When I got married the first time, I had one of those pretty big, fancy weddings most brides have these days. I was never really one of those “it’s my day – I must have my way” kind of brides, but I was pretty insistent on my dress. As soon as I got engaged (like, that night), I went to Wal-Mart, bought a magazine, and picked it out. The dress. A few months later I went with my mom and Grandma to David’s Bridal, tried it on, and it fit perfectly. I did not need a single alteration. It was meant to be. I seriously loved that dress. But alas, a wedding lasts only a day, and all to soon the day was over and the dress was put into storage. I thought for a while like most moms that maybe I would save it for Daughter P to wear, but once my first marriage ended in divorce, I just felt weird keeping it around. It wasn’t really the symbol of marriage that I want for her to wear on her wedding day. It doesn’t represent what it should. And, let’s be honest, styles will be totally different by then, and she will probably hate it.

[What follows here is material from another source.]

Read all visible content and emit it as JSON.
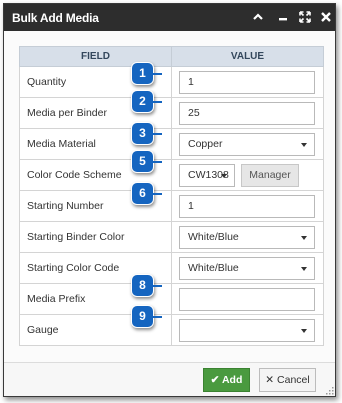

So I opted to keep my “crown” that I wore for her instead, but I could never figure out what do with the dress. I tried to sell it at a few garage sales, but no one bought it. I thought about having it turned into a quilt, but I never had it done. I just couldn’t bear to give it to Goodwill, so it’s sat in my garage for almost 9 years.
Today, a friend of mine shared a local newspaper article on Facebook about two infants without any family buried in a joint ceremony given by members of the community (source The Indy Star). As a mother of four, I was deeply affected, as a always am, not only by the deaths of these precious babies, but by the fact that they died and were buried without any loved ones around them. Although I know they now rest in the arms of their Heavenly Father, the world is just so cruel and unfair sometimes.
And yet in the midst of these tragedies, my old wedding gown, with it’s own reminders of betrayals and sin, I find can now be repurposed for good. Little Angel Gowns is a non-profit organization takes donations of not only wedding gowns, but all formal dresses (hello hideous bridesmaid gowns!) and first communion dresses, and makes them into burial gowns for infants who either have no family or whose families cannot afford to bury them. They then work with other local companies to provide all the components for a complete burial for these children.
I looked up their website (they are also on Facebook), and I will be donating my dress this week at a drop-off center in my town. Although I live in Indiana, they have sites in Alabama, California and Iowa as well. If there is not a location in your state, perhaps there is a similar organization.
I am overwhelmed once again at how God continues to take the dirt and sin and mistakes from my first marriage and provides the grace to transform them into something redeemable and useful for something else. Truly nothing is too broken for Him!